3.2) In the case of SMEs, the contract must have as its object a property that is affected by the economic activity carried out by the SME, and the following requirements must be met
– May submit short-form annual accounts,
– Its activity must have been suspended by the decree of the state of alarm
– or, if its activity has not been suspended, its turnover must have been reduced by at least 75% compared with the previous quarter.
- 4. How the measures established by the Royal Decree can be activated.
The tenant must prove that meets the requirements of the RD Law by submitting the following documentation:
– The reduction in activity will be proven by the presentation of a responsible declaration, which will state the reduction in turnover of at least 75% from the previous quarter. However, the lessor may require the lessee to show the accounting books.

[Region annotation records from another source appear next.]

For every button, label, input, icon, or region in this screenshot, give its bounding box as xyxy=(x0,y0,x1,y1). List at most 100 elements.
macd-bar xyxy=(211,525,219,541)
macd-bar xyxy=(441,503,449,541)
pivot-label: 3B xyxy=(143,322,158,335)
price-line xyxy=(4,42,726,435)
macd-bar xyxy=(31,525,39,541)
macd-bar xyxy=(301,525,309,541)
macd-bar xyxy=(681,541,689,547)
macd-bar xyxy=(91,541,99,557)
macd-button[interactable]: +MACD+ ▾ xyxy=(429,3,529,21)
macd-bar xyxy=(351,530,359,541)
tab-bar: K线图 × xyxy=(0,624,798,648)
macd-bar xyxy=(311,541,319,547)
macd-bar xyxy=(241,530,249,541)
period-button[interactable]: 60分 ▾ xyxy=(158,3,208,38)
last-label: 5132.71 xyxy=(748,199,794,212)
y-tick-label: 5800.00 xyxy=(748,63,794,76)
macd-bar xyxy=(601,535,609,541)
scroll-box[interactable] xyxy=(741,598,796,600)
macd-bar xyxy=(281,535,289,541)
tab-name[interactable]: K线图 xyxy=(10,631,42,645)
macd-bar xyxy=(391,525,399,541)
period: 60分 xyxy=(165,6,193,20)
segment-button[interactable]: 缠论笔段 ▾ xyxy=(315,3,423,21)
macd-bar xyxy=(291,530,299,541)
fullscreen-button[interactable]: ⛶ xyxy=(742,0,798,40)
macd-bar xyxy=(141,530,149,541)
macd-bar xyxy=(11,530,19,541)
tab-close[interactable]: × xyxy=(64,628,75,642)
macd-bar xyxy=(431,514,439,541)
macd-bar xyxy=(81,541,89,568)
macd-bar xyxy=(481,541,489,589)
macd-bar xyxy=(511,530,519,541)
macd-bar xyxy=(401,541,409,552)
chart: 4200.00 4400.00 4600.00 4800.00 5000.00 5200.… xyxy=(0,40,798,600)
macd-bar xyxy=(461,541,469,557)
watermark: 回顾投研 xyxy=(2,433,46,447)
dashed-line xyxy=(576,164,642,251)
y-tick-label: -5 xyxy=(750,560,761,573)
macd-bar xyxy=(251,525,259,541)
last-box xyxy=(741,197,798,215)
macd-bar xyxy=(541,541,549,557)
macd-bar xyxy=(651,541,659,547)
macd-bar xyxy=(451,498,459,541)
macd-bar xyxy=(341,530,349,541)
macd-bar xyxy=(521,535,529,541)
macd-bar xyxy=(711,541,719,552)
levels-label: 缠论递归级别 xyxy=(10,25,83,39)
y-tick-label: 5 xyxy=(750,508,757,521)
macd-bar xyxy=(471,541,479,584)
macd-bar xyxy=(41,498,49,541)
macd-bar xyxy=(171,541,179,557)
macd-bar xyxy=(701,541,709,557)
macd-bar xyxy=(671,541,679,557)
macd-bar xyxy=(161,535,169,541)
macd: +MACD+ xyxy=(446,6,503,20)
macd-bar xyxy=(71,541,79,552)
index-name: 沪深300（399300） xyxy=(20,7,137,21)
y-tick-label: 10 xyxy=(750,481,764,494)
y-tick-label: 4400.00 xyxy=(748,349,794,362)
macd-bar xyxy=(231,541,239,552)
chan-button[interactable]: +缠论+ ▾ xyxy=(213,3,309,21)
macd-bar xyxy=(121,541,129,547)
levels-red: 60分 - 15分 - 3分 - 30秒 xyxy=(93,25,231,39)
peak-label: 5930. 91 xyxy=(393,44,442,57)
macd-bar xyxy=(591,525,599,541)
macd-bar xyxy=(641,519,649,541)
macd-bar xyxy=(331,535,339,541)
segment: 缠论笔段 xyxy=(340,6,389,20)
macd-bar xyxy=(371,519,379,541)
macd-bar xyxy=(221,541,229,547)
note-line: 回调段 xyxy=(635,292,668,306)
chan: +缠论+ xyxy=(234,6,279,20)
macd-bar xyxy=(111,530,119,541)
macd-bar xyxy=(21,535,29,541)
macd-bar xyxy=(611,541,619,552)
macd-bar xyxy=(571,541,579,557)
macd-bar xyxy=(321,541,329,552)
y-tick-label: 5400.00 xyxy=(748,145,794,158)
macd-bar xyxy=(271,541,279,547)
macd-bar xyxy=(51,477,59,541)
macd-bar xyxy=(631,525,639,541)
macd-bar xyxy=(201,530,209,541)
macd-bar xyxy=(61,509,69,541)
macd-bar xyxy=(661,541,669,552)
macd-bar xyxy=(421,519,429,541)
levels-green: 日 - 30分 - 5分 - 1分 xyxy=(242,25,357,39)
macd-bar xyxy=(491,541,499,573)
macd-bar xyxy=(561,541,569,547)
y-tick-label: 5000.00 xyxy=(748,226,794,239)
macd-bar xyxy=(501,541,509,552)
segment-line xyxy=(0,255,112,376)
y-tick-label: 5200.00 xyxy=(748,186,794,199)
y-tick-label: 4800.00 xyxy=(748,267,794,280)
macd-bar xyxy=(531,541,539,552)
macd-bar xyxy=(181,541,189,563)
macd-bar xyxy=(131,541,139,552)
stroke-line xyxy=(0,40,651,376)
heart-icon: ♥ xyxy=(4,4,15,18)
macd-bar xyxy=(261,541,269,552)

– The suspension of the activity must be proved by means of a certificate issued by the State Tax Administration Agency or the competent body, if any, on the declaration of cessation of the activity.
Finally, anyone who requests the benefits of the RD without complying with the requirements will have to pay for the damages caused.
“This document has as its exclusive purpose the disclosure of its contents. It does not constitute advice of any kind and, therefore, cannot be considered as such nor should it be used as a basis for decision making“.